The situation intensified after Iran seized two vessels in the strategically vital Strait of Hormuz, raising fears of prolonged disruptions to global energy supplies. The move came shortly after U.S. President Donald Trump extended an indefinite ceasefire with Iran, though there has been no meaningful progress toward restarting formal peace talks.
Key issues—including ceasefire terms, maritime blockades, nuclear concerns, and control of the Strait of Hormuz—remain unresolved, leaving the waterway effectively constrained. This has triggered a significant energy shock, with ripple effects hitting economies worldwide through rising fuel costs and heightened uncertainty.
Currency markets have responded cautiously. Analysts say investors are increasingly reluctant to make aggressive bets following a brief rally earlier this month that was fueled by hopes of de-escalation. That optimism has since faded, giving way to a more cautious, wait-and-see approach as geopolitical risks remain elevated.
The euro weakened to $1.1699 after earlier falling to its lowest level since mid-April, putting it on track for a weekly decline of about 0.5%—its first drop in four weeks. Similarly, the British pound slipped 0.1% to $1.3484, reflecting broader pressure on major currencies against the strengthening dollar.
Commodity-linked currencies also lost ground. The Australian dollar fell 0.2% to $0.7147, while the New Zealand dollar dropped 0.3% to $0.5886, as rising oil prices and global uncertainty weighed on risk-sensitive assets.

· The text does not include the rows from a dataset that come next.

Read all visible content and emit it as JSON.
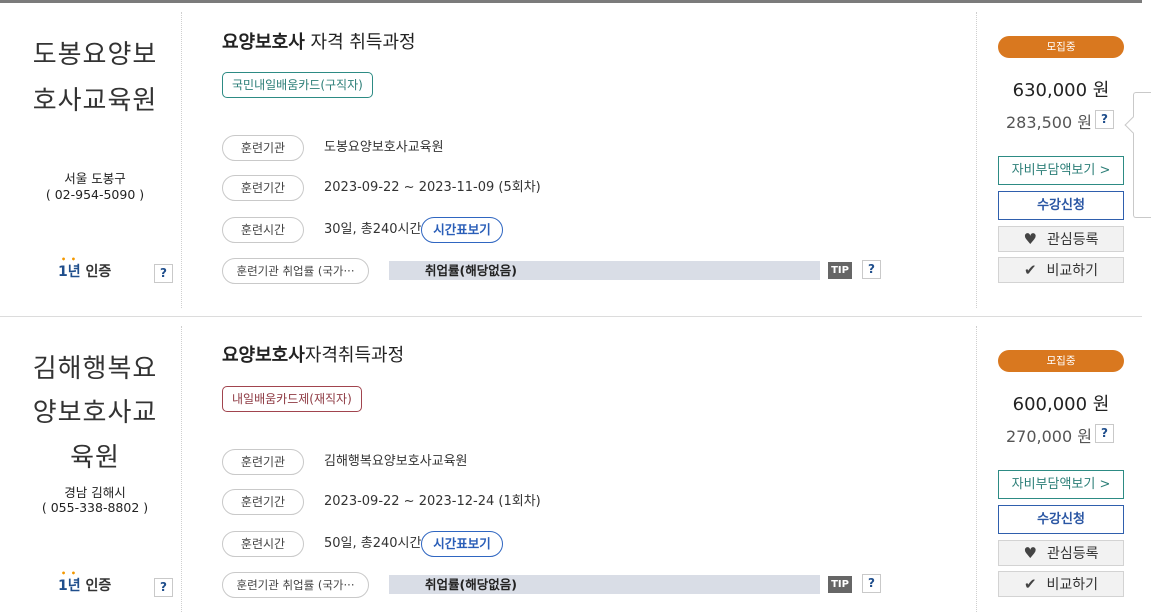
{
  "courses": [
    {
      "institution": {
        "name_line1": "도봉요양보",
        "name_line2": "호사교육원",
        "name_line3": "",
        "region": "서울 도봉구",
        "phone": "( 02-954-5090 )"
      },
      "certification": {
        "years": "1년",
        "label": "인증"
      },
      "title": {
        "bold": "요양보호사",
        "rest": " 자격 취득과정"
      },
      "card_tag": "국민내일배움카드(구직자)",
      "rows": [
        {
          "label": "훈련기관",
          "value": "도봉요양보호사교육원"
        },
        {
          "label": "훈련기간",
          "value": "2023-09-22 ~ 2023-11-09 (5회차)"
        },
        {
          "label": "훈련시간",
          "value": "30일, 총240시간"
        }
      ],
      "time_button": "시간표보기",
      "employment": {
        "label": "훈련기관 취업률 (국가···",
        "bar_text": "취업률(해당없음)",
        "tip": "TIP"
      },
      "status": "모집중",
      "price": "630,000 원",
      "self_pay": "283,500 원",
      "buttons": {
        "self_pay_view": "자비부담액보기 >",
        "apply": "수강신청",
        "wishlist": "관심등록",
        "compare": "비교하기"
      },
      "help": "?"
    },
    {
      "institution": {
        "name_line1": "김해행복요",
        "name_line2": "양보호사교",
        "name_line3": "육원",
        "region": "경남 김해시",
        "phone": "( 055-338-8802 )"
      },
      "certification": {
        "years": "1년",
        "label": "인증"
      },
      "title": {
        "bold": "요양보호사",
        "rest": "자격취득과정"
      },
      "card_tag": "내일배움카드제(재직자)",
      "rows": [
        {
          "label": "훈련기관",
          "value": "김해행복요양보호사교육원"
        },
        {
          "label": "훈련기간",
          "value": "2023-09-22 ~ 2023-12-24 (1회차)"
        },
        {
          "label": "훈련시간",
          "value": "50일, 총240시간"
        }
      ],
      "time_button": "시간표보기",
      "employment": {
        "label": "훈련기관 취업률 (국가···",
        "bar_text": "취업률(해당없음)",
        "tip": "TIP"
      },
      "status": "모집중",
      "price": "600,000 원",
      "self_pay": "270,000 원",
      "buttons": {
        "self_pay_view": "자비부담액보기 >",
        "apply": "수강신청",
        "wishlist": "관심등록",
        "compare": "비교하기"
      },
      "help": "?"
    }
  ],
  "icons": {
    "heart": "heart-icon",
    "check": "check-icon"
  },
  "colors": {
    "status": "#d9781f",
    "teal": "#2d8b84",
    "blue": "#2f5fad",
    "red_tag": "#a1444e",
    "cert_blue": "#1f4e8c",
    "cert_dot": "#f39800"
  }
}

Meanwhile, the Japanese yen remained relatively stable at 159.56 per dollar, lingering near the psychologically important 160 level, which is widely viewed as a potential trigger point for government intervention. The Bank of Japan is expected to maintain its current interest rate policy at its upcoming meeting, though it may signal readiness to raise rates as early as June.
The U.S. dollar index, which tracks the greenback against a basket of six major currencies, ticked up to 98.676—close to its highest level since April 13. The index is on course for a modest weekly gain of around 0.5%, recovering after two consecutive weeks of declines.
Earlier in the conflict, the dollar benefited from strong safe-haven demand as the war broke out, but those gains were partially reversed when optimism around a potential peace deal sparked a temporary rally in riskier assets. Now, with tensions persisting and oil prices climbing again, the dollar is regaining strength.
The nearly two-month-long conflict in the Middle East has driven fuel prices sharply higher, contributing to a drop in global consumer confidence and complicating central banks’ efforts to manage inflation. Rising energy costs have also dampened expectations for interest rate cuts this year.
According to a recent survey of economists, the Federal Reserve is likely to delay any rate cuts for at least six months, as inflationary pressures fueled by the energy crisis remain a concern.
Investors are now closely watching upcoming U.S. economic data, including weekly jobless claims and Purchasing Managers’ Index (PMI) reports. These indicators will offer further insight into whether the surge in energy prices is beginning to weigh more heavily on the broader economy.
With geopolitical tensions unresolved and economic uncertainty rising, financial markets are expected to remain volatile in the near term, with the dollar continuing to draw support from its status as a global safe haven.